Mum:    There is this thing called conversations.  I don’t want conversations I just want the plain old text message.  What do I want a conversation for, for goodness sake.

Me:        Has it not been like this before?

Mum:    No.  Fix it.

Me:        I delete 487 messages going back to June last year.  I can’t work out how to do a bulk delete.  It takes an hour. I have RSI of the thumb and my coffee goes cold.

Mum:    Ok good.  She puts the phone in her bag and immediately it beeps – a text coming through.  She looks at me.

Me:        I didn’t do that.

Mum:    You must’ve done it.

Dad:       Makes a choking noise.

Mum:    What’s wrong with you?

Dad:       Nothing.

Mum:     Why did you send me a text?

Me:        I didn’t.

Dad:       She doesn’t have her phone out.

Mum:    She could do something sneaky.

Me:        I just deleted 487,000 texts – why would I send you another one?

Mum:    487,000!  There were that many.

Me:        I was exaggerating.

Mum:    Oh.

Me:        Someone sent you a text.

Mum:    You did.  I’m not looking at it.  You think I’m stupid.

Me:        I didn’t send it.

Mum:    Drink your coffee.

Dad:       It’s probably one of the kids.

Mum:    Galvanised.  Gets the phone out.  Oh, it’s from Loretta.  She reads it.

Me:        So show me what you do with that now.

Mum:    Well I don’t want a whole conversation.

Me:        What are you doing?

Mum:    Talking to Loretta.

Me:        Like in a conversation.

Mum:    Yes.  No.  It’s just texting.

Me:        So that’s all a conversation is, a string of text messages.

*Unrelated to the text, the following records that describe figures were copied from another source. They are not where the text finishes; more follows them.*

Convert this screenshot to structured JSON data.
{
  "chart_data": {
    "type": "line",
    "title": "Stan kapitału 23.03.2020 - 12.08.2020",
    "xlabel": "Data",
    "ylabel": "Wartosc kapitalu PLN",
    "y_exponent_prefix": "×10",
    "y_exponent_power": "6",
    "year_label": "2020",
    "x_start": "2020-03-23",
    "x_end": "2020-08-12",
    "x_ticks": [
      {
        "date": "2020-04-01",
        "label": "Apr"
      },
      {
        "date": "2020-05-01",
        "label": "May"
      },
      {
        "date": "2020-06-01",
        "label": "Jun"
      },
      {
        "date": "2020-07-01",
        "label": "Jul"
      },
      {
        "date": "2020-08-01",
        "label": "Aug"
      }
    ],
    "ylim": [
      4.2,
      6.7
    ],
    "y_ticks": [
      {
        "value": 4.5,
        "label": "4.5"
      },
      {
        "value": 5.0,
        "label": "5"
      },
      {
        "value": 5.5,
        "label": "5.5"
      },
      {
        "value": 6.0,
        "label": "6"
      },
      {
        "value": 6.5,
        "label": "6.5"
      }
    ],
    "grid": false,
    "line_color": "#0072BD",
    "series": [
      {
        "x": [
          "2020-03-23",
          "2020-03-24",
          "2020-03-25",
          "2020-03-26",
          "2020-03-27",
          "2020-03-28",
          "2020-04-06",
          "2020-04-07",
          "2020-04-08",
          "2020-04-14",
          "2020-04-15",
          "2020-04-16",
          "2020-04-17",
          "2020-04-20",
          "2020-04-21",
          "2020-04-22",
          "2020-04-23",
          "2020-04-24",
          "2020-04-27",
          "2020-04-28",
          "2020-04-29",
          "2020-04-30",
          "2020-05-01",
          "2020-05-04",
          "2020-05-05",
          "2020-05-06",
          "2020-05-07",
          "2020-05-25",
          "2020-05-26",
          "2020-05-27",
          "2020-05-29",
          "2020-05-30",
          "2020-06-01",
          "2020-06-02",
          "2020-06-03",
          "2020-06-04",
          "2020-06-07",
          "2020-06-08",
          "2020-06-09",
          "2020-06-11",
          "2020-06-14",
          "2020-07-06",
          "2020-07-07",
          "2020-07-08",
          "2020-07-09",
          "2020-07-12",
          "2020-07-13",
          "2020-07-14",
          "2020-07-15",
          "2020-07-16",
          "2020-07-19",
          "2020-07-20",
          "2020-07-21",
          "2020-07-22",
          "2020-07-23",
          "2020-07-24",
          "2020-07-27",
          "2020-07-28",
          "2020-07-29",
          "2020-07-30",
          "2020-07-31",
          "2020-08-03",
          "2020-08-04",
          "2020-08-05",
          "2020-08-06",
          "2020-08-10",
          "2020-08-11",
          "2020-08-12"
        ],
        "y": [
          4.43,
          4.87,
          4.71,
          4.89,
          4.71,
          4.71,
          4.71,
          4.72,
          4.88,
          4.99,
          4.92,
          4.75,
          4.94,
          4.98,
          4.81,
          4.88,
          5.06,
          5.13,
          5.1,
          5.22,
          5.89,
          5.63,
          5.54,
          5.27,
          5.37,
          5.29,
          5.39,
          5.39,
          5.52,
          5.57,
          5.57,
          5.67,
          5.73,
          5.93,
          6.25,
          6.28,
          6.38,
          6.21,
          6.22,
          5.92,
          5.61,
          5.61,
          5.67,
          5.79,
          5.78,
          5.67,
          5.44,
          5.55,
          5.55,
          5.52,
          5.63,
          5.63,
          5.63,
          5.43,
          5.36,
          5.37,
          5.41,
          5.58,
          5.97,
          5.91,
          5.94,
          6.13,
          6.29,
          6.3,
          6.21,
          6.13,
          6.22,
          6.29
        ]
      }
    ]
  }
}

Mum:    Well who needs that.  Another text comes through.

Dad:       Loretta.

Mum:    Answers the text.

Dad:       Look who’s having a conversation

Me:        What do you do now?

Mum:    We should go home.

Me:        No, I mean with the texts.

Mum:    I delete them.  She shows me.  Then she deletes an entire button labelled conversations off the menu screen.

Me:        Wait, what did you just do?

Mum:    I got rid of conversations.

Me:        So, what, wait.  You just deleted the whole thing?

Mum:    Yes.

Me:        So why didn’t you just do that straight up?  You sat there and watched me delete 4 million text messages one by one.

Mum:    But I wanted that.

Me:        Why?

Mum:    Messy.  All those conversations.

Dad:       Makes choking sound.  A whole table of baby doctors looks at us.